Art imitates life, and grief has become a prevalent part of art. It is increasingly common to channel grief into creative outlets. Even clothing brands like Bananas Apparel have arisen as an outlet for grief. There are increased media representations of processing grief and loss, and media representations have normalized grief. Television shows and movies like Not Dead Yet, Shrinking, The Last of Us, And Just Like That, Euphoria, MTV Faces, From Scratch, Pivoting, Dead to Me, This is Us, A Million Little Things, and I’m Totally Fine allow grief to be processed through para-social relationships. Books like All My Puny Sorrows and Now Go: On Grief and Studio Ghibli have reduced feelings of isolation. Musicians and podcast hosts like Ed Sheeran, Bjork, Anderson Cooper (“All There Is”), Kelly Grosklags (“See My Grief”), Amy Choi, and Rebecca Lehrer (both of “Grief, Collected”) are giving a voice to the complex and personal nature of grief. Video games like Hindsight, Gris, The Last of Us and Spiritfarer portray the transformational nature of grief. These representations add to the visibility of grief and loss. Museum exhibits by Cara Levine and dark, gothic fashion are making sartorial statements about  grief. Technology is also being used to process grief with virtual reality, apps, social media, the Metaverse and Artificial Intelligence. Tools like Augmented Eternity provide opportunities for loved ones to have a post-death connection and feel a sense of comfort in doing so. There is a desire to be remembered and reflect upon the digital legacy one wants to leave.

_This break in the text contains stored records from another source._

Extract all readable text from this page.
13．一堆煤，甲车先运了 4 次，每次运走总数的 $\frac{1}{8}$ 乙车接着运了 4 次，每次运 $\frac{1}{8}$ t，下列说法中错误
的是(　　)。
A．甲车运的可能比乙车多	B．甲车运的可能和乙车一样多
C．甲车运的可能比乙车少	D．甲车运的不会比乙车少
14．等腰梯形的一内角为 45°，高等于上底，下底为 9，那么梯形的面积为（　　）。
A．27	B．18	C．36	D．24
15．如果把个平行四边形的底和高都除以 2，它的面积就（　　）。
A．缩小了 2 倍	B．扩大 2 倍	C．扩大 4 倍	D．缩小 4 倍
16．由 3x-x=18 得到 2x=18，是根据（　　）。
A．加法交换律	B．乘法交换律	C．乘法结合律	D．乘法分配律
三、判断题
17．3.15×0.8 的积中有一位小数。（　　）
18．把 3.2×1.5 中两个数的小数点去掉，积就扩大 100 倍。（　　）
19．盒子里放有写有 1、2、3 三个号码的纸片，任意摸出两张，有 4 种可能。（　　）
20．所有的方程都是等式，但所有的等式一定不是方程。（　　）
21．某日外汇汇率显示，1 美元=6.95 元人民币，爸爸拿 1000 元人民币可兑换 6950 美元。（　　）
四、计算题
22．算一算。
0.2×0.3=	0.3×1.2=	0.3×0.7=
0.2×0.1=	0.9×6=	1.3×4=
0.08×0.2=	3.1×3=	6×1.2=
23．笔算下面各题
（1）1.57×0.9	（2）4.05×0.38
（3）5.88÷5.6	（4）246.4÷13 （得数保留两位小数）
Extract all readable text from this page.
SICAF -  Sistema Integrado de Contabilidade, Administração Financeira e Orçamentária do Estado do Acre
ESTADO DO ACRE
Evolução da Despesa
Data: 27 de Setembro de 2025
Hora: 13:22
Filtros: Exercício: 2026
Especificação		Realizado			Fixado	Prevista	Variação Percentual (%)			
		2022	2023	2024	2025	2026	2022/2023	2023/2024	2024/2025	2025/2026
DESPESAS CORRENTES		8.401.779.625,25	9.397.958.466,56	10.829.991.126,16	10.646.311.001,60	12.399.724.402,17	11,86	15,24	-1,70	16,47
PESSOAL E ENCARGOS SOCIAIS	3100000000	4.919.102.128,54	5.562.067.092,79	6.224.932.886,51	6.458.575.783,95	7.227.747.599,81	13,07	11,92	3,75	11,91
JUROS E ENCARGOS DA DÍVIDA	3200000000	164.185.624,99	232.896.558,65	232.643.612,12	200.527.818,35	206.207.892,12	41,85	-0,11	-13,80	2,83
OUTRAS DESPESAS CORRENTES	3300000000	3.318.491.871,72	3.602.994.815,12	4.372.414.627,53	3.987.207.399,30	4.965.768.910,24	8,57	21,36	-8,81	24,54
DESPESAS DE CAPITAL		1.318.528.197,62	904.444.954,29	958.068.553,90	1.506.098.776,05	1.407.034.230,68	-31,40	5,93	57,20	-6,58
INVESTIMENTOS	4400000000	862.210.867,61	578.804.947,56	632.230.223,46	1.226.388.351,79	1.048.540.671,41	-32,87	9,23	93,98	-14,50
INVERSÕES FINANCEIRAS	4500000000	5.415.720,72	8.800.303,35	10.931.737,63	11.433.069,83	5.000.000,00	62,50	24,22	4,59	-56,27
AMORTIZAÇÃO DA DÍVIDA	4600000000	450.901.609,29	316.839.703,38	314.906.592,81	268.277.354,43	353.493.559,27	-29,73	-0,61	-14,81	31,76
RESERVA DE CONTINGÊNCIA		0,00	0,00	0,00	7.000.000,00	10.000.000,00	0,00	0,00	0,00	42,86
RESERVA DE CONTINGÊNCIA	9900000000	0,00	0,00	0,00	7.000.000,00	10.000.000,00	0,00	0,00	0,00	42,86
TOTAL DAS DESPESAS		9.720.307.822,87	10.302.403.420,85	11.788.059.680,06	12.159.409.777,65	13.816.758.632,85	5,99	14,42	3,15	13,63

Trend 5: Seeking Joy, Gratitude, Meaning, and Giving as a Means of Living Longer

The world is an uncertain and stressful place. Research has indicated that experiencing joy contributes to a positive sense of wellbeing and the ability to adapt to changing circumstances. Joy is a positive emotion associated with happiness and feeling connected to others. Joy can be cultivated in many ways, including celebrating small victories (also known as “snacking on joy”) and helping others. Both have been found beneficial for physical and mental health, and lowered stress, lowered blood pressure, and increased levels of dopamine and serotonin are all benefits. Making meaning of one’s life through activities such as life review, dignity therapy, an ethical will, and Swedish death cleaning also have positive outcomes. Evoking a sense of nostalgia has a profound effect on processing grief, finding meaning, cultivating happiness, and promoting emotional healing. Brits, for example, report turning to food and childhood meals for a sense of nostalgia—and, presumably, joy.